This is one of the more elaborate slow-cooker meals we’ve tried from the book “Slow Cooker Revolution” — the recipe involves a lot more prep work than the typical set-it-and-forget-it crock pot meal — but it’s well worth the time and effort. Beef burgundy (also called “beef bourguignon”) is a stew that originated in the Burgundy region of France (hence the name.) Its claim to fame is beef chuck roast (or similar cut of beef that lends itself well to braising) cooked slowly for hours in a red wine broth, then finished with a decadent sauce made with more red wine, mushrooms and pearl onions. Cooking a little bacon to provide the fat for sautéing the carrots and onions and toasting the aromatics (garlic, tomato paste and thyme) makes for a hearty and flavorful base of the stew, even before adding all the wine and beef. Although beef burgundy tastes similar to “company pot roast,” we found it to be more sophisticated (and even more worthy of company) with the rich sauce, earthy mushrooms and delicate, braised pearl onions. Both dishes are comfort food at its best, but we like to think of pot roast along the lines of a comfy jeans or sweatpants casual family dinner, while beef burgundy is more like the dressed up, serve with china and crystal for the fancy guests kind of a meal.

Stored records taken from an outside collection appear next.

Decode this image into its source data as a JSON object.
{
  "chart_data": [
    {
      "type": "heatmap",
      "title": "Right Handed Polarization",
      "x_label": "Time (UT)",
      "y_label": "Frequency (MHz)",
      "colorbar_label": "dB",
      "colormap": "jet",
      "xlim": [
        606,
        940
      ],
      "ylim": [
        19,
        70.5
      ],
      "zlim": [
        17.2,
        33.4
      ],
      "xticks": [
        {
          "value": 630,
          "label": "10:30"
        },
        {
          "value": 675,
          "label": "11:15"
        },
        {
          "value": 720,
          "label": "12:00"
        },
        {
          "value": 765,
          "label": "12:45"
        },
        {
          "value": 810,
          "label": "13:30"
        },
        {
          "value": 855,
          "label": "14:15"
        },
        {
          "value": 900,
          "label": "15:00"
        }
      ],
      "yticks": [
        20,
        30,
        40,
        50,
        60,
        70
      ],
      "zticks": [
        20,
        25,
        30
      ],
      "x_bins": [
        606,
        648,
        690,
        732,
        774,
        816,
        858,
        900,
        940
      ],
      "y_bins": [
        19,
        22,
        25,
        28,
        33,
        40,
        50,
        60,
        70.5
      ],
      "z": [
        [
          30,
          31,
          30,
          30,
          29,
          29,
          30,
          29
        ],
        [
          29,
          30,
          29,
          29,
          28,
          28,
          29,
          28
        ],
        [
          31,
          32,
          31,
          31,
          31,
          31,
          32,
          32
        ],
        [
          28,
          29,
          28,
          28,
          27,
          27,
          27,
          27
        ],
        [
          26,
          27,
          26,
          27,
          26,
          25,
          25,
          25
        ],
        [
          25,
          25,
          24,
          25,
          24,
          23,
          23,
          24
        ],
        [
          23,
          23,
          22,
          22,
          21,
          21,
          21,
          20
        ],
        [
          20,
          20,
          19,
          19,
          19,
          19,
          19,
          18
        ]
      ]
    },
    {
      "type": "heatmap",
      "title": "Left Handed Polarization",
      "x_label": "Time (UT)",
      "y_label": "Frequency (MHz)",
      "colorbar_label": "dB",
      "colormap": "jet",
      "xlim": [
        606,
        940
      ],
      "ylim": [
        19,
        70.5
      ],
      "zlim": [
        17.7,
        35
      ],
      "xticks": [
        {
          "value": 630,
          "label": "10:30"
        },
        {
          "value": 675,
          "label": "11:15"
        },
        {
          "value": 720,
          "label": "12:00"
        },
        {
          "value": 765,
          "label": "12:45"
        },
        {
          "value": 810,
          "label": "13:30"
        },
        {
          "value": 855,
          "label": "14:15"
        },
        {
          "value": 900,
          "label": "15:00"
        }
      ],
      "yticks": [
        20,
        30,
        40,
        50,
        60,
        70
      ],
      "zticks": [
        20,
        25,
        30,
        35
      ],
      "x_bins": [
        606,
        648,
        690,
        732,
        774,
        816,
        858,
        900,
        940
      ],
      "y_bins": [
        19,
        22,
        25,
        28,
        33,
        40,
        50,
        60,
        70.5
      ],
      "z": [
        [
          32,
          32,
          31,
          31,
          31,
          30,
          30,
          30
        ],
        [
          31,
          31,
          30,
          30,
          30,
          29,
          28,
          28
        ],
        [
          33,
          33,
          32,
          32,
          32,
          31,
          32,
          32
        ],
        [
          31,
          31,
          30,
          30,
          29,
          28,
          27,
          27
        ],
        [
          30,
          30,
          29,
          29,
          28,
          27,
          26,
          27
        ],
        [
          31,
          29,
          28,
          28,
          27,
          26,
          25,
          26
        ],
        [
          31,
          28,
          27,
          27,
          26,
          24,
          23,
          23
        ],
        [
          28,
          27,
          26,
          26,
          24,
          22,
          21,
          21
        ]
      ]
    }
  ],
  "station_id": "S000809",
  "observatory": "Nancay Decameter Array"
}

Prepping the ingredients at the beginning of the cooking process makes the pre-slow-cooker steps go a little faster and easier. Chop a carrot and a large onion. Mince 3 cloves of garlic and measure out 1/2 teaspoon dried thyme (or about a teaspoon chopped fresh thyme) and 2 tablespoons tomato paste.
Chop up 2-3 slices of bacon. If you put the bacon in the freezer for about 15 minutes prior to chopping it, it’s a lot easier to cut into small pieces.
Trim the beef of big pieces of fat (we used a chuck roast that was about 2 1/2 pounds), and cut it into about 2 inch chunks. Pat the beef dry with paper towels and season it with salt and pepper.
Heat about a tablespoon of vegetable or canola oil in a large skillet, then brown the beef on all sides. Transfer the browned beef to the slow-cooker.
Cook the bacon in the same skillet until crisp and the fat is rendered — about 5-6 minutes.
Add the onion and carrot to the skillet with a dash of salt and cook until the veggies soften and begin to brown — about 8-10 minutes.
Add the garlic, thyme and tomato paste and cook until fragrant — about 1-2 minutes.
Add about 2-3 tablespoons of flour and cook for another minute.
Slowly add about a cup of red wine (most recipes call for Pinot Noir, but you could also use a burgundy wine if you’re feeling all authentic), scraping up any brown bits from the bottom of the skillet and smoothing out any lumps.
Add the red wine broth to the slow-cooker, then add 3 tablespoons soy sauce and a bay leaf (torn in half.) Cover the crock pot and cook on the low setting for 9-11 hours (5-7 hours on high.) Begin the next steps involving the onions and mushrooms about 20-30 minutes before you plan to serve dinner.
The original recipe calls for 1 cup of frozen pearl onions. We couldn’t find any frozen onions at our grocery store, so we used fresh pearl onions instead. After doing some research, we discovered that one benefit to using the frozen variety is that the onions are already peeled. If using frozen onions, the recipe calls for simmering them in a covered pot with 1/4 cup water, a tablespoon and a half of butter and a teaspoon of sugar until the onions are thawed and tender — about 5-8 minutes. Then uncover the pot and cook until the liquid evaporates — about 3-4 minutes. If using frozen pearl onions, skip ahead to the sautéing with mushrooms step. For our fresh pearl onions, we followed this recipe for peeling and braising them. Start by blanching the onions in boiling water for about a minute.
Rinse the onions in cold water.
Then cut off the ends and peel back the skins.
Heat about a tablespoon of butter in a large skillet, add the onions and saute until lightly browned.
Add about 1/4 to 1/2 cup chicken stock, 1/2 teaspoon salt and 1/2 teaspoon sugar and bring the liquid to a simmer. Cover and cook until the liquid reduces and the onions are tender — about 15-20 minutes.
Add the mushrooms to the skillet with the onions and cook until the mushrooms soften and the onions become browned and glazed — about 8-12 minutes. Transfer the onions and mushrooms to the slow-cooker.
Add 3/4 cup red wine to the skillet and simmer, scraping up any browned bits from the bottom, until the liquid reduces by half — about 6-8 minutes. Transfer the reduced wine to the slow-cooker. Stir everything together, then allow the stew to settle for about 5 minutes and remove (and discard) any fat from the surface. Remove and discard the bay leaf. Season the stew with salt and pepper to taste.
We served the beef burgundy over smashed potatoes (omitting the green onions), but it’s also commonly served over wide-noodle pasta. Go ahead and bust out the cloth napkins and nice table setting — this beef is dressed to impress, and should be served accordingly.